Birgitta Festival builds a musical bridge between Estonia and Finland

Birgitta Festival
photo: © tallinn.ee

The organisers of the Birgitta Festival presented the highlights of the festival, which will take place from 6 to 14 August. Mozart's opera "Don Giovanni" and Sibelius's music for the play "Tempest" will be staged in the ruins of Pirita Convent, Finnish productions of "Black Monk" and "Uniko", and a new work, the opera "Lalli", begun by Veljo Tormis and completed by Rasmus Puur.

The International Birgitta Festival 2022 will take place in the ruins of Pirita Convent from 6 to 14 August.
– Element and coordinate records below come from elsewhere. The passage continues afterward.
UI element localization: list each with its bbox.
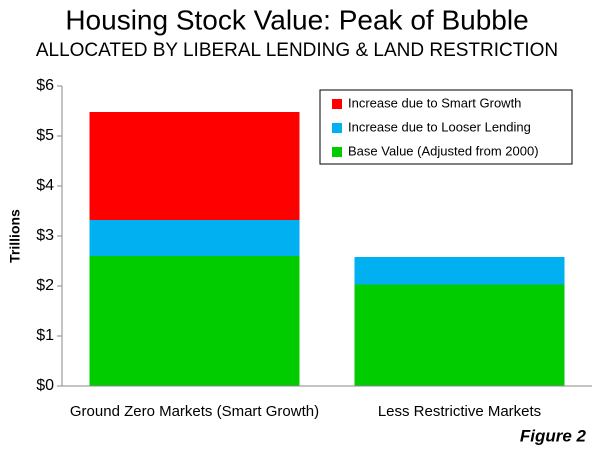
y-tick-label: $0 [36, 377, 54, 394]
legend-box [319, 89, 573, 165]
y-tick-label: $4 [36, 177, 54, 194]
legend-swatch [332, 147, 342, 157]
y-tick-label: $1 [36, 327, 54, 344]
legend-swatch [332, 99, 342, 109]
bar-segment [89, 112, 300, 220]
figure-label: Figure 2 [520, 426, 587, 445]
x-tick-label: Less Restrictive Markets [378, 403, 541, 420]
y-axis-label: Trillions [7, 209, 23, 263]
bar-segment [89, 220, 300, 256]
y-tick-label: $2 [36, 277, 54, 294]
bar-segment [354, 257, 565, 285]
chart-subtitle: ALLOCATED BY LIBERAL LENDING & LAND REST… [36, 40, 558, 61]
y-tick-label: $6 [36, 77, 54, 94]
chart-title: Housing Stock Value: Peak of Bubble [65, 4, 528, 35]
y-tick-label: $5 [36, 127, 54, 144]
x-tick-label: Ground Zero Markets (Smart Growth) [70, 403, 319, 420]
bar-segment [89, 256, 300, 386]
bar-segment [354, 284, 565, 386]
legend-swatch [332, 123, 342, 133]
legend-label: Increase due to Looser Lending [348, 119, 531, 134]
legend-label: Increase due to Smart Growth [348, 95, 521, 110]
legend-label: Base Value (Adjusted from 2000) [348, 143, 539, 158]
y-tick-label: $3 [36, 227, 54, 244]
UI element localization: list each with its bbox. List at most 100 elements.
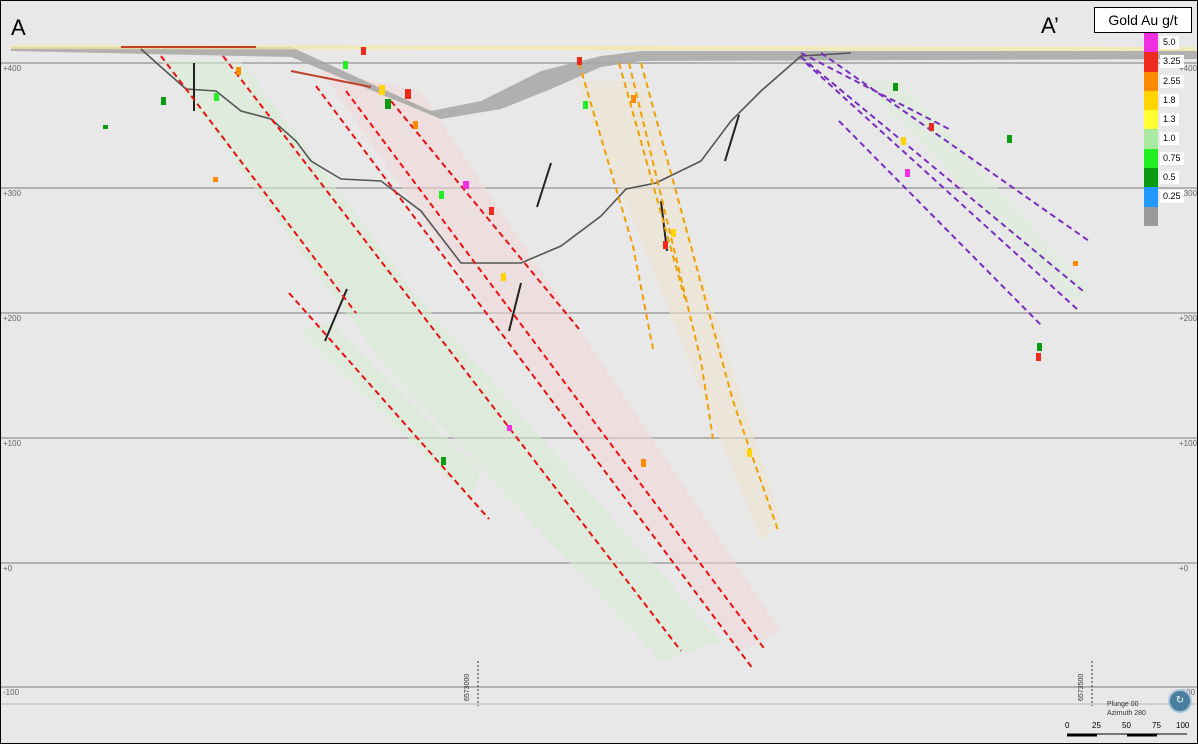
legend-swatch: [1144, 187, 1158, 207]
fault-tick: [724, 114, 740, 162]
intercept: [405, 89, 411, 99]
legend-band-label: 1.0: [1160, 132, 1179, 146]
scale-tick-label: 75: [1152, 721, 1161, 730]
intercept: [1007, 135, 1012, 143]
legend-band: 3.25: [1144, 52, 1192, 72]
legend-band-label: 1.3: [1160, 113, 1179, 127]
elevation-label-left: +100: [3, 439, 22, 448]
elevation-label-left: +400: [3, 64, 22, 73]
elevation-label-left: +300: [3, 189, 22, 198]
legend-swatch: [1144, 90, 1158, 111]
northing-label: 6573000: [464, 673, 471, 701]
elevation-label-left: -100: [3, 688, 20, 697]
intercept: [361, 47, 366, 55]
intercept: [103, 125, 108, 129]
intercept: [929, 123, 934, 131]
legend-band: 0.25: [1144, 187, 1192, 207]
topography: [10, 45, 1197, 119]
scale-bar-graphic: [1067, 733, 1187, 737]
lode-red: [345, 90, 767, 652]
scale-tick-label: 25: [1092, 721, 1101, 730]
elevation-label-right: +400: [1179, 64, 1198, 73]
envelope-lower-west: [301, 321, 481, 501]
legend-band: 0.75: [1144, 148, 1192, 169]
scale-tick-label: 100: [1176, 721, 1190, 730]
fault-tick: [508, 282, 522, 332]
lode-purple: [805, 62, 1078, 310]
legend-swatch: [1144, 33, 1158, 53]
intercept: [343, 61, 348, 69]
legend-swatch: [1144, 168, 1158, 188]
intercept: [213, 177, 218, 182]
intercept: [463, 181, 469, 189]
lodes-red: [160, 55, 767, 670]
oxidation-surface-line: [140, 48, 852, 264]
intercept: [161, 97, 166, 105]
intercept: [641, 459, 646, 467]
lode-orange: [618, 62, 686, 300]
legend-band-label: 3.25: [1160, 55, 1184, 69]
intercept: [631, 95, 636, 103]
intercept: [413, 121, 418, 129]
lode-purple: [838, 120, 1042, 326]
intercept: [893, 83, 898, 91]
elevation-label-left: +0: [3, 564, 13, 573]
intercept: [1036, 353, 1041, 361]
elevation-label-left: +200: [3, 314, 22, 323]
section-start-label: A: [11, 15, 26, 40]
intercept: [385, 99, 391, 109]
legend-band: 1.8: [1144, 90, 1192, 111]
surface-workings-central: [290, 70, 372, 88]
legend-swatch: [1144, 71, 1158, 91]
elevation-label-right: +100: [1179, 439, 1198, 448]
intercept: [577, 57, 582, 65]
envelope-orange: [576, 81, 781, 541]
lode-purple: [820, 52, 1090, 242]
intercept: [379, 85, 385, 95]
lode-red: [222, 55, 682, 652]
legend-swatch: [1144, 206, 1158, 226]
elevation-label-right: +0: [1179, 564, 1189, 573]
lode-red: [288, 292, 490, 520]
lode-orange: [640, 62, 780, 534]
legend-swatch: [1144, 129, 1158, 149]
intercept: [441, 457, 446, 465]
lode-red: [315, 85, 754, 670]
envelope-west: [161, 61, 721, 661]
legend-swatch: [1144, 148, 1158, 169]
lode-purple: [800, 56, 1084, 292]
legend-band-label: 0.25: [1160, 190, 1184, 204]
legend-swatch: [1144, 110, 1158, 130]
scale-tick-label: 50: [1122, 721, 1131, 730]
envelope-east: [861, 81, 1091, 301]
elevation-label-right: +200: [1179, 314, 1198, 323]
intercept: [501, 273, 506, 281]
azimuth-label: Azimuth 280: [1107, 710, 1146, 717]
intercept: [489, 207, 494, 215]
intercept: [236, 67, 241, 75]
legend-band: 1.0: [1144, 129, 1192, 149]
grade-legend: 5.0 3.25 2.55 1.8 1.3 1.0 0.75 0.5 0.25: [1144, 33, 1192, 226]
compass-icon: ↻: [1168, 689, 1192, 713]
intercept: [905, 169, 910, 177]
lode-red: [160, 55, 357, 314]
legend-band-label: 0.75: [1160, 151, 1184, 165]
legend-band: 1.3: [1144, 110, 1192, 130]
lodes-purple: [800, 52, 1090, 326]
envelope-central: [321, 71, 781, 651]
legend-title: Gold Au g/t: [1094, 7, 1192, 33]
legend-swatch: [1144, 52, 1158, 72]
lode-orange: [628, 62, 714, 440]
intercept: [663, 241, 668, 249]
legend-band-label: 2.55: [1160, 74, 1184, 88]
legend-band-label: 1.8: [1160, 93, 1179, 107]
legend-band-label: 0.5: [1160, 171, 1179, 185]
elevation-label-right: +300: [1179, 189, 1198, 198]
legend-band: 5.0: [1144, 33, 1192, 53]
lode-orange: [578, 62, 654, 350]
northing-label: 6573500: [1078, 673, 1085, 701]
legend-band: [1144, 206, 1192, 226]
scale-tick-label: 0: [1065, 721, 1070, 730]
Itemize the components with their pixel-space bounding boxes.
The programme and tickets can be found at www.birgittafestival.ee

"The Birgitta Festival has been cancelled for the last two years due to the pandemic, and this has created a noticeable cultural break for music lovers, which we are happy to fill again this year," said Tallinn Mayor Mihhail Kõlvart. "This time, the Birgitta Festival, initiated by Eri Klas, will be dedicated to the historical musical ties with our northern neighbours, which also fits well in the context of the Tallinn-Helsinki twin city concept and Tallinn as a UNESCO City of Music. This year's festival will undoubtedly continue the high standard already achieved. The Birgitta Festival will feature new works, acclaimed large-scale productions, modernist compositions based on ancient folk music, video and light performances and much more. I am delighted that the spirit of Eri Klas is still present at Birgitta, as the great man's cultural legacy lives on in music and in the venue. The first Birgitta Festival was held in Pirita in 2005, with Eri Klas as artistic director until 2016. In honour of the great man, Tallinn is planning to create an Eri Klas green near Pirita Convent," Kõlvart said.

According to Tõnu Kaljuste, artistic director of the Tallinn Philharmonic, Tallinn Chamber Orchestra and Birgitta Festival 2022, this year's festival will build a bridge between Finnish and Estonian musicians. "Tallinn Philharmonic opens its festival with Rasmus Puur's completed version of the unfinished opera Lalli by Veljo Tormis. Symbolically, the premiere will be like a building rising on unfinished walls. Tormis's music can be heard for the first ten minutes of the opera, from where the same libretto develops on Puur's fantasy. This year's festival is concluded or framed by a concert based on sacred music - it will be a performance of Uniko by Kimmo Pohjonen, Juuso Hannukainen and the Tallinn Chamber Orchestra. Elmo Nüganen's production of Mozart's opera Don Giovanni at Vanemuine Opera House has received much praise. The production will be presented in Pirita on two evenings. Finnish composer Pehr Henrik Nordgren is a modernist composer who incorporated folk music into his work and enjoyed artistic freedom. The chamber opera Black Monk is being performed in Birgitta for only the third time in the world. The differing ambitions of Chekhov's characters touch on the themes of genius and closeness to nature. Jean Sibelius's work The Tempest has never been staged or performed in Estonia. Shakespeare's play has, of course, received many interpretations on the world's dramatic stages, but it is rarely staged with Sibelius's music. Kristjan Järvi interprets it with the Baltic Sea Symphony Orchestra and a video and light performance," Kaljuste said.

At a press event at the Finnish Embassy, soprano Maria Listra and the Estonian Philharmonic Chamber Choir performed "Sinikka's Song" from the opera "LALLI or There is a Man in the Middle of the Sea".